The theory that Thomas married Judith Churchill by historian William Edward Railey is now known to be incorrect. There was confusion about family members named Judith; one was Judith Fleming, married to Thomas Randolph; and the other was Judith Wormeley (1694-1716), step-daughter of Col. William Churchill, married to Mann Page in 1712, and mother of Maria Judith (Page) Randolph.) Judith, born about 1689, was the daughter of Susanna Tarleton and Charles Fleming of New Kent County and the sister of John and Tarleton Fleming. (Note: Charles Fleming is a planter with land next to Isham Randolph and on the upper James River at Howard's Neck in New Kent County, Virginia, where he was an important Quaker. He owned Castle Rock Plantation.)
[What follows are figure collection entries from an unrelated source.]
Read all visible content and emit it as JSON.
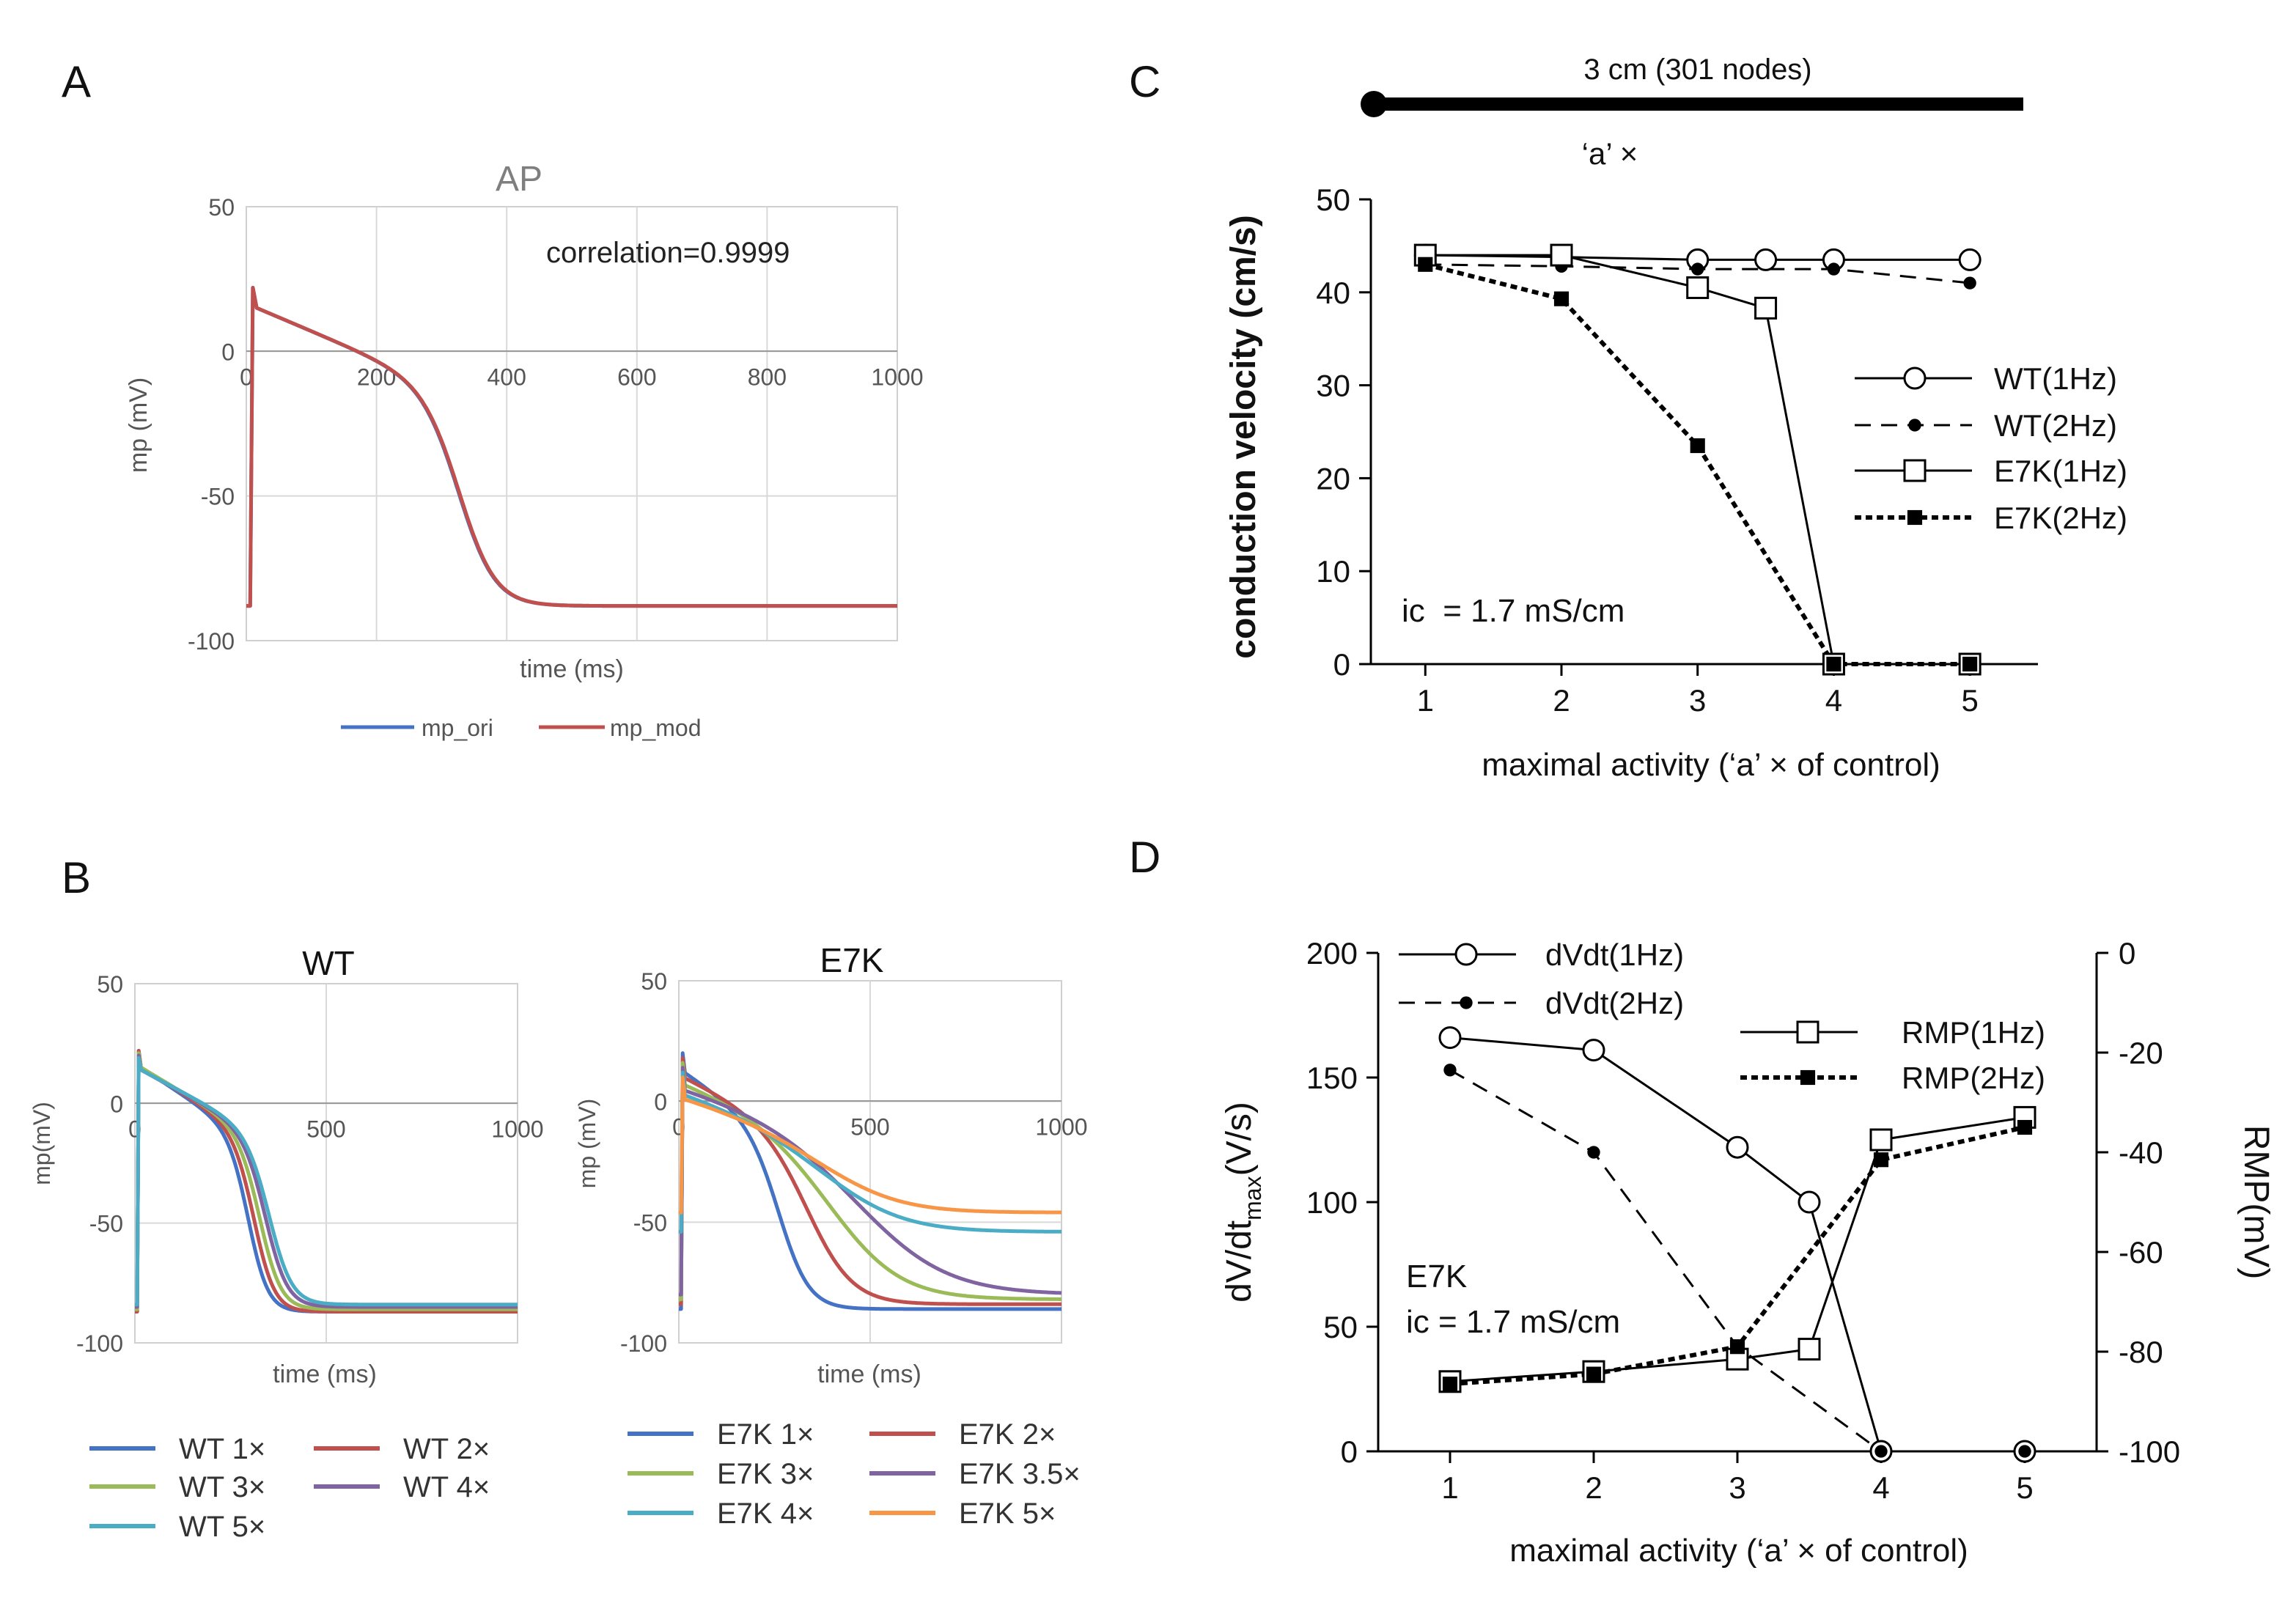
{
  "panel_labels": {
    "a": "A",
    "b": "B",
    "c": "C",
    "d": "D"
  },
  "chart_data": [
    {
      "id": "A",
      "type": "line",
      "title": "AP",
      "annotation": "correlation=0.9999",
      "xlabel": "time (ms)",
      "ylabel": "mp (mV)",
      "xlim": [
        0,
        1000
      ],
      "ylim": [
        -100,
        50
      ],
      "xticks": [
        "0",
        "200",
        "400",
        "600",
        "800",
        "1000"
      ],
      "yticks": [
        "50",
        "0",
        "-50",
        "-100"
      ],
      "legend": [
        "mp_ori",
        "mp_mod"
      ],
      "series": [
        {
          "name": "mp_ori",
          "color": "#4472c4",
          "params": {
            "peak": 22,
            "plateau": 15,
            "mid": 330,
            "width": 28,
            "rest": -88
          }
        },
        {
          "name": "mp_mod",
          "color": "#c0504d",
          "params": {
            "peak": 22,
            "plateau": 15,
            "mid": 331,
            "width": 28,
            "rest": -88
          }
        }
      ]
    },
    {
      "id": "B-WT",
      "type": "line",
      "title": "WT",
      "xlabel": "time (ms)",
      "ylabel": "mp(mV)",
      "xlim": [
        0,
        1000
      ],
      "ylim": [
        -100,
        50
      ],
      "xticks": [
        "0",
        "500",
        "1000"
      ],
      "yticks": [
        "50",
        "0",
        "-50",
        "-100"
      ],
      "legend": [
        "WT 1×",
        "WT 2×",
        "WT 3×",
        "WT 4×",
        "WT 5×"
      ],
      "series": [
        {
          "name": "WT 1×",
          "color": "#4472c4",
          "params": {
            "peak": 22,
            "plateau": 15,
            "mid": 300,
            "width": 26,
            "rest": -87
          }
        },
        {
          "name": "WT 2×",
          "color": "#c0504d",
          "params": {
            "peak": 22,
            "plateau": 15,
            "mid": 315,
            "width": 27,
            "rest": -87
          }
        },
        {
          "name": "WT 3×",
          "color": "#9bbb59",
          "params": {
            "peak": 21,
            "plateau": 15,
            "mid": 330,
            "width": 28,
            "rest": -86
          }
        },
        {
          "name": "WT 4×",
          "color": "#8064a2",
          "params": {
            "peak": 20,
            "plateau": 14,
            "mid": 345,
            "width": 29,
            "rest": -85
          }
        },
        {
          "name": "WT 5×",
          "color": "#4bacc6",
          "params": {
            "peak": 19,
            "plateau": 14,
            "mid": 355,
            "width": 30,
            "rest": -84
          }
        }
      ]
    },
    {
      "id": "B-E7K",
      "type": "line",
      "title": "E7K",
      "xlabel": "time (ms)",
      "ylabel": "mp (mV)",
      "xlim": [
        0,
        1000
      ],
      "ylim": [
        -100,
        50
      ],
      "xticks": [
        "0",
        "500",
        "1000"
      ],
      "yticks": [
        "50",
        "0",
        "-50",
        "-100"
      ],
      "legend": [
        "E7K 1×",
        "E7K 2×",
        "E7K 3×",
        "E7K 3.5×",
        "E7K 4×",
        "E7K 5×"
      ],
      "series": [
        {
          "name": "E7K 1×",
          "color": "#4472c4",
          "params": {
            "peak": 20,
            "plateau": 12,
            "mid": 270,
            "width": 40,
            "rest": -86
          }
        },
        {
          "name": "E7K 2×",
          "color": "#c0504d",
          "params": {
            "peak": 18,
            "plateau": 10,
            "mid": 350,
            "width": 60,
            "rest": -84
          }
        },
        {
          "name": "E7K 3×",
          "color": "#9bbb59",
          "params": {
            "peak": 16,
            "plateau": 8,
            "mid": 420,
            "width": 95,
            "rest": -82
          }
        },
        {
          "name": "E7K 3.5×",
          "color": "#8064a2",
          "params": {
            "peak": 14,
            "plateau": 6,
            "mid": 500,
            "width": 120,
            "rest": -80
          }
        },
        {
          "name": "E7K 4×",
          "color": "#4bacc6",
          "params": {
            "peak": 12,
            "plateau": 4,
            "mid": 420,
            "width": 110,
            "rest": -54
          }
        },
        {
          "name": "E7K 5×",
          "color": "#f79646",
          "params": {
            "peak": 10,
            "plateau": 2,
            "mid": 420,
            "width": 110,
            "rest": -46
          }
        }
      ]
    },
    {
      "id": "C",
      "type": "line",
      "header": "3 cm (301 nodes)",
      "a_label": "‘a’ ×",
      "annotation": "ic  = 1.7 mS/cm",
      "xlabel": "maximal activity (‘a’ × of control)",
      "ylabel": "conduction velocity (cm/s)",
      "xlim": [
        0.6,
        5.5
      ],
      "ylim": [
        0,
        50
      ],
      "xticks": [
        1,
        2,
        3,
        4,
        5
      ],
      "yticks": [
        0,
        10,
        20,
        30,
        40,
        50
      ],
      "series": [
        {
          "name": "WT(1Hz)",
          "marker": "open-circle",
          "dash": "solid",
          "x": [
            1,
            2,
            3,
            3.5,
            4,
            5
          ],
          "y": [
            44,
            43.8,
            43.5,
            43.5,
            43.5,
            43.5
          ]
        },
        {
          "name": "WT(2Hz)",
          "marker": "filled-circle",
          "dash": "dashed",
          "x": [
            1,
            2,
            3,
            4,
            5
          ],
          "y": [
            43,
            42.8,
            42.5,
            42.5,
            41
          ]
        },
        {
          "name": "E7K(1Hz)",
          "marker": "open-square",
          "dash": "solid",
          "x": [
            1,
            2,
            3,
            3.5,
            4,
            5
          ],
          "y": [
            44,
            44,
            40.5,
            38.3,
            0,
            0
          ]
        },
        {
          "name": "E7K(2Hz)",
          "marker": "filled-square",
          "dash": "dotted",
          "x": [
            1,
            2,
            3,
            4,
            5
          ],
          "y": [
            43,
            39.3,
            23.5,
            0,
            0
          ]
        }
      ]
    },
    {
      "id": "D",
      "type": "line",
      "annotation_line1": "E7K",
      "annotation_line2": "ic = 1.7 mS/cm",
      "xlabel": "maximal activity (‘a’ × of control)",
      "ylabel_main": "dV/dt",
      "ylabel_sub": "max",
      "ylabel_unit": "(V/s)",
      "y2label": "RMP(mV)",
      "xlim": [
        0.5,
        5.5
      ],
      "ylim": [
        0,
        200
      ],
      "y2lim": [
        -100,
        0
      ],
      "xticks": [
        1,
        2,
        3,
        4,
        5
      ],
      "yticks": [
        0,
        50,
        100,
        150,
        200
      ],
      "y2ticks": [
        -100,
        -80,
        -60,
        -40,
        -20,
        0
      ],
      "series": [
        {
          "name": "dVdt(1Hz)",
          "axis": "left",
          "marker": "open-circle",
          "dash": "solid",
          "x": [
            1,
            2,
            3,
            3.5,
            4,
            5
          ],
          "y": [
            166,
            161,
            122,
            100,
            0,
            0
          ]
        },
        {
          "name": "dVdt(2Hz)",
          "axis": "left",
          "marker": "filled-circle",
          "dash": "dashed",
          "x": [
            1,
            2,
            3,
            4,
            5
          ],
          "y": [
            153,
            120,
            42,
            0,
            0
          ]
        },
        {
          "name": "RMP(1Hz)",
          "axis": "right",
          "marker": "open-square",
          "dash": "solid",
          "x": [
            1,
            2,
            3,
            3.5,
            4,
            5
          ],
          "y": [
            -86,
            -84,
            -81.5,
            -79.5,
            -37.5,
            -33
          ]
        },
        {
          "name": "RMP(2Hz)",
          "axis": "right",
          "marker": "filled-square",
          "dash": "dotted",
          "x": [
            1,
            2,
            3,
            4,
            5
          ],
          "y": [
            -86.5,
            -84.5,
            -79,
            -41.5,
            -35
          ]
        }
      ]
    }
  ]
}
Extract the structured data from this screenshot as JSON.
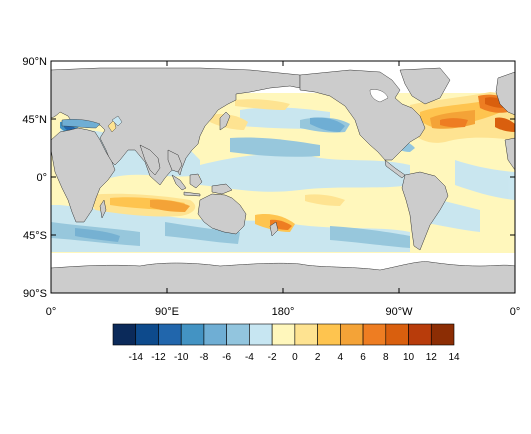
{
  "map": {
    "projection": "cylindrical-equidistant",
    "lon_range": [
      0,
      360
    ],
    "lat_range": [
      -90,
      90
    ],
    "data_lat_range": [
      -55,
      65
    ],
    "land_color": "#cccccc",
    "ocean_background": "#ffffff",
    "lat_ticks": [
      {
        "lat": 90,
        "label": "90°N"
      },
      {
        "lat": 45,
        "label": "45°N"
      },
      {
        "lat": 0,
        "label": "0°"
      },
      {
        "lat": -45,
        "label": "45°S"
      },
      {
        "lat": -90,
        "label": "90°S"
      }
    ],
    "lon_ticks": [
      {
        "lon": 0,
        "label": "0°"
      },
      {
        "lon": 90,
        "label": "90°E"
      },
      {
        "lon": 180,
        "label": "180°"
      },
      {
        "lon": 270,
        "label": "90°W"
      },
      {
        "lon": 360,
        "label": "0°"
      }
    ]
  },
  "colorbar": {
    "colors": [
      "#0b2a5a",
      "#0d4a8c",
      "#2166ac",
      "#4393c3",
      "#6faed4",
      "#92c5de",
      "#c7e6f2",
      "#fff7bc",
      "#fee391",
      "#fec44f",
      "#f4a337",
      "#ee7d22",
      "#d95f0e",
      "#b83c0b",
      "#8c2d04"
    ],
    "labels": [
      "-14",
      "-12",
      "-10",
      "-8",
      "-6",
      "-4",
      "-2",
      "0",
      "2",
      "4",
      "6",
      "8",
      "10",
      "12",
      "14"
    ]
  },
  "chart_data": {
    "type": "heatmap",
    "title": "",
    "xlabel": "",
    "ylabel": "",
    "xlim": [
      0,
      360
    ],
    "ylim": [
      -90,
      90
    ],
    "levels": [
      -14,
      -12,
      -10,
      -8,
      -6,
      -4,
      -2,
      0,
      2,
      4,
      6,
      8,
      10,
      12,
      14
    ],
    "anomaly_regions": [
      {
        "region": "North Atlantic (Gulf Stream / east of Newfoundland)",
        "sign": "positive",
        "approx_max": 12
      },
      {
        "region": "Labrador Sea",
        "sign": "positive",
        "approx_max": 8
      },
      {
        "region": "Mediterranean (western)",
        "sign": "negative",
        "approx_max": -10
      },
      {
        "region": "Kuroshio / NW Pacific",
        "sign": "positive",
        "approx_max": 4
      },
      {
        "region": "North Pacific interior",
        "sign": "negative",
        "approx_max": -4
      },
      {
        "region": "Tropical Pacific",
        "sign": "negative",
        "approx_max": -2
      },
      {
        "region": "South Indian Ocean (30°S)",
        "sign": "positive",
        "approx_max": 6
      },
      {
        "region": "Southern Ocean (Indian sector)",
        "sign": "negative",
        "approx_max": -6
      },
      {
        "region": "Tasman Sea / SW Pacific",
        "sign": "positive",
        "approx_max": 6
      }
    ]
  }
}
The Randolphs had three children:
- William Randolph III (born 1712 or 1713) married Maria Judith, the daughter of Mann Page, and had four children, including their only son Thomas Mann Randolph Sr.
- Judith Randolph (born ~1724) married her first cousin William Stith, 3rd President of the College of William and Mary, and had three children. Stith was the son of her Captain John Stith and Mary Randolph, her aunt.
- Mary Randolph (born ~1726) married Rev. James Keith (Note: The claim that he was a descendant of the Earls Marischal of Scotland conflates Rev. James Keith of Virginia with Field Marshal James Francis Edward Keith of Scotland (1696-1758), brother to the last Earl Marischal.) and had eight children. (Note: Some references indicate the husband of Mary Randolph to be William Keith.) Their daughter Mary Randolph Keith was the mother of John Marshall, a United States Secretary of State and 4th Chief Justice of the United States.

Thomas died in 1729 or 1730. Judith married Nicolas Davies, an immigrant from Wales, on December 24, 1733.

Randolph was a great-uncle of United States President Thomas Jefferson.